I think though it’s use case specific. As Paul suggested, testing is the way to go.
Let’s break this down a bit. Say you’ve got this prompt that’s loaded with instructions. We’re talking few-shot examples, chain of thought reasoning, rules of engagement, etc. Lets say you use finetuned a model using the outputs from this beefy prompt paired with some basic inputs and no system message. You’ve essentially baked all those instructions right into it. It’s like the model’s absorbed all that guidance, so you don’t need to keep repeating those instructions every time.
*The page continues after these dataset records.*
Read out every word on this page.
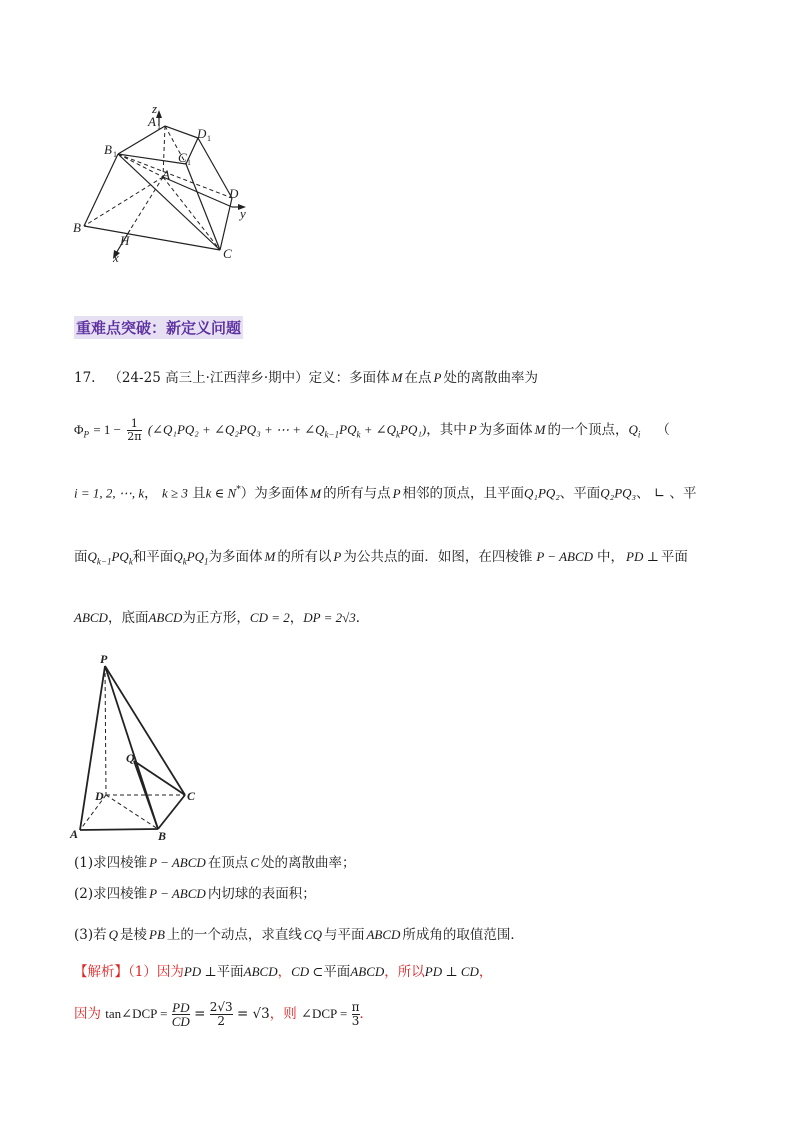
z
A 1	D 1
B 1	C 1
A
D
y
B
H
x	C
重难点突破：新定义问题
17. （24-25 高三上·江西萍乡·期中）定义：多面体 M 在点 P 处的离散曲率为
$\Phi_P = 1 - \frac{1}{2\pi}$ (∠Q₁PQ₂ + ∠Q₂PQ₃ + ⋯ + $\angle Q_{k-1}PQ_k$ + $\angle Q_kPQ_1$)，其中 P 为多面体 M 的一个顶点，$Q_i$ （
i = 1, 2, ⋯, k， k ≥ 3 且k ∈ N*）为多面体 M 的所有与点 P 相邻的顶点，且平面Q₁PQ₂、平面Q₂PQ₃、 ∟ 、平
面$Q_{k-1}PQ_k$和平面$Q_kPQ_1$为多面体 M 的所有以 P 为公共点的面．如图，在四棱锥 P − ABCD 中， PD ⊥ 平面
ABCD，底面ABCD为正方形，CD = 2，DP = 2√3．
P
Q
D	C
A	B
(1)求四棱锥 P − ABCD 在顶点 C 处的离散曲率；
(2)求四棱锥 P − ABCD 内切球的表面积；
(3)若 Q 是棱 PB 上的一个动点，求直线 CQ 与平面 ABCD 所成角的取值范围．
【解析】（1）因为PD ⊥平面ABCD，CD ⊂平面ABCD，所以PD ⊥ CD，
因为 tan∠DCP = $\frac{PD}{CD} = \frac{2√3}{2} = √3$，则 ∠DCP = $\frac{\pi}{3}$ ．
I’m sure you know this but it’s important to say before I continue.
So what happens when you use system messages after this? Well, they take on a different role. Instead of being the main source of instructions, they become more like a gentle nudge. They can slightly steer the model in one direction or another, but they’re not doing the heavy lifting anymore.
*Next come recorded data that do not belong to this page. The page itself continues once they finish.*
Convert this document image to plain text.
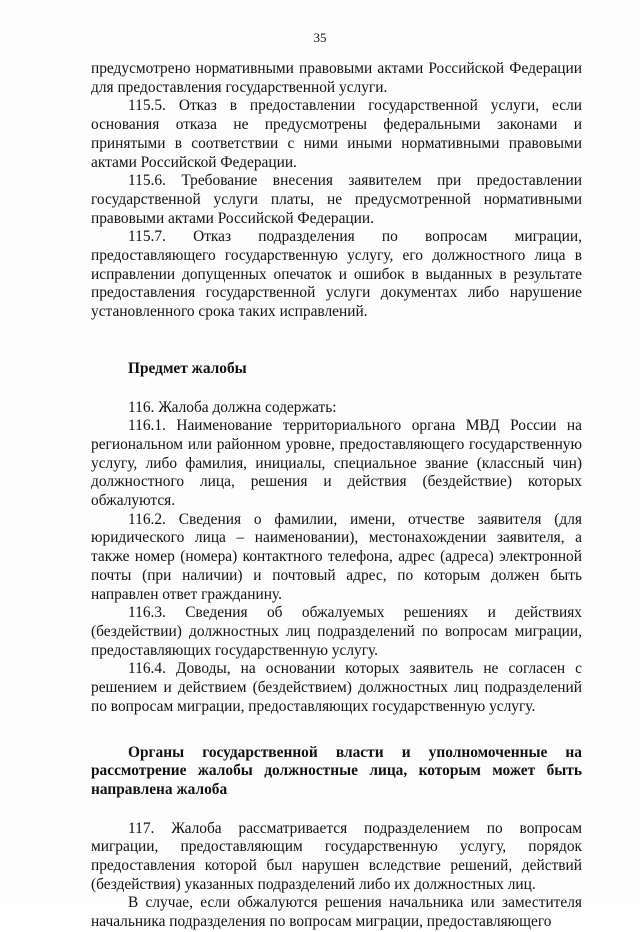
35

предусмотрено нормативными правовыми актами Российской Федерации для предоставления государственной услуги.

115.5. Отказ в предоставлении государственной услуги, если основания отказа не предусмотрены федеральными законами и принятыми в соответствии с ними иными нормативными правовыми актами Российской Федерации.

115.6. Требование внесения заявителем при предоставлении государственной услуги платы, не предусмотренной нормативными правовыми актами Российской Федерации.

115.7. Отказ подразделения по вопросам миграции, предоставляющего государственную услугу, его должностного лица в исправлении допущенных опечаток и ошибок в выданных в результате предоставления государственной услуги документах либо нарушение установленного срока таких исправлений.

Предмет жалобы

116. Жалоба должна содержать:

116.1. Наименование территориального органа МВД России на региональном или районном уровне, предоставляющего государственную услугу, либо фамилия, инициалы, специальное звание (классный чин) должностного лица, решения и действия (бездействие) которых обжалуются.

116.2. Сведения о фамилии, имени, отчестве заявителя (для юридического лица – наименовании), местонахождении заявителя, а также номер (номера) контактного телефона, адрес (адреса) электронной почты (при наличии) и почтовый адрес, по которым должен быть направлен ответ гражданину.

116.3. Сведения об обжалуемых решениях и действиях (бездействии) должностных лиц подразделений по вопросам миграции, предоставляющих государственную услугу.

116.4. Доводы, на основании которых заявитель не согласен с решением и действием (бездействием) должностных лиц подразделений по вопросам миграции, предоставляющих государственную услугу.

Органы государственной власти и уполномоченные на рассмотрение жалобы должностные лица, которым может быть направлена жалоба

117. Жалоба рассматривается подразделением по вопросам миграции, предоставляющим государственную услугу, порядок предоставления которой был нарушен вследствие решений, действий (бездействия) указанных подразделений либо их должностных лиц.

В случае, если обжалуются решения начальника или заместителя начальника подразделения по вопросам миграции, предоставляющего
Now, here’s a crucial point: if you try to add system messages “while” fine-tuning, like in the fine-tuning training dataset, without adding the proper guidance, you’ll actually make the model less effective at steering. What I mean is, if you use the base responses from all the instructions and try to slip a steering system message in there without modifying the output accordingly, you’ll train the model to make the same responses without modification. Essentially, you’d be teaching the model to ignore those system messages. So be careful with that.
Now, let me throw an example at you to show what I mean with a code generation task:
Before fine-tuning: System: “You’re a Python whiz. Give me well-commented code, explain the algorithm, throw in a docstring and type hints.” User: “Write me a Python function for Fibonacci numbers.” Assistant: [Delivers a basic Python function, might be missing comments, docstring, or type hints]
After fine-tuning, no system message: User: “Write me a Python function for Fibonacci numbers.” Assistant: [Gives you a well-structured function with comments, docstring, and type hints, following the style it was trained on]
After fine-tuning, with system message: System: “Make it memory-efficient.” User: “Write me a Python function for Fibonacci numbers.” Assistant: [Delivers a well-structured function with comments, docstring, and type hints, but now it’s optimized for memory]
See how it plays out? Before fine-tuning, you needed that big system message to get all the details. After fine-tuning, the model’s already on top of those coding best practices without any prompting. And when we throw in a system message post-fine-tuning, it’s just nudging the model towards a specific optimization.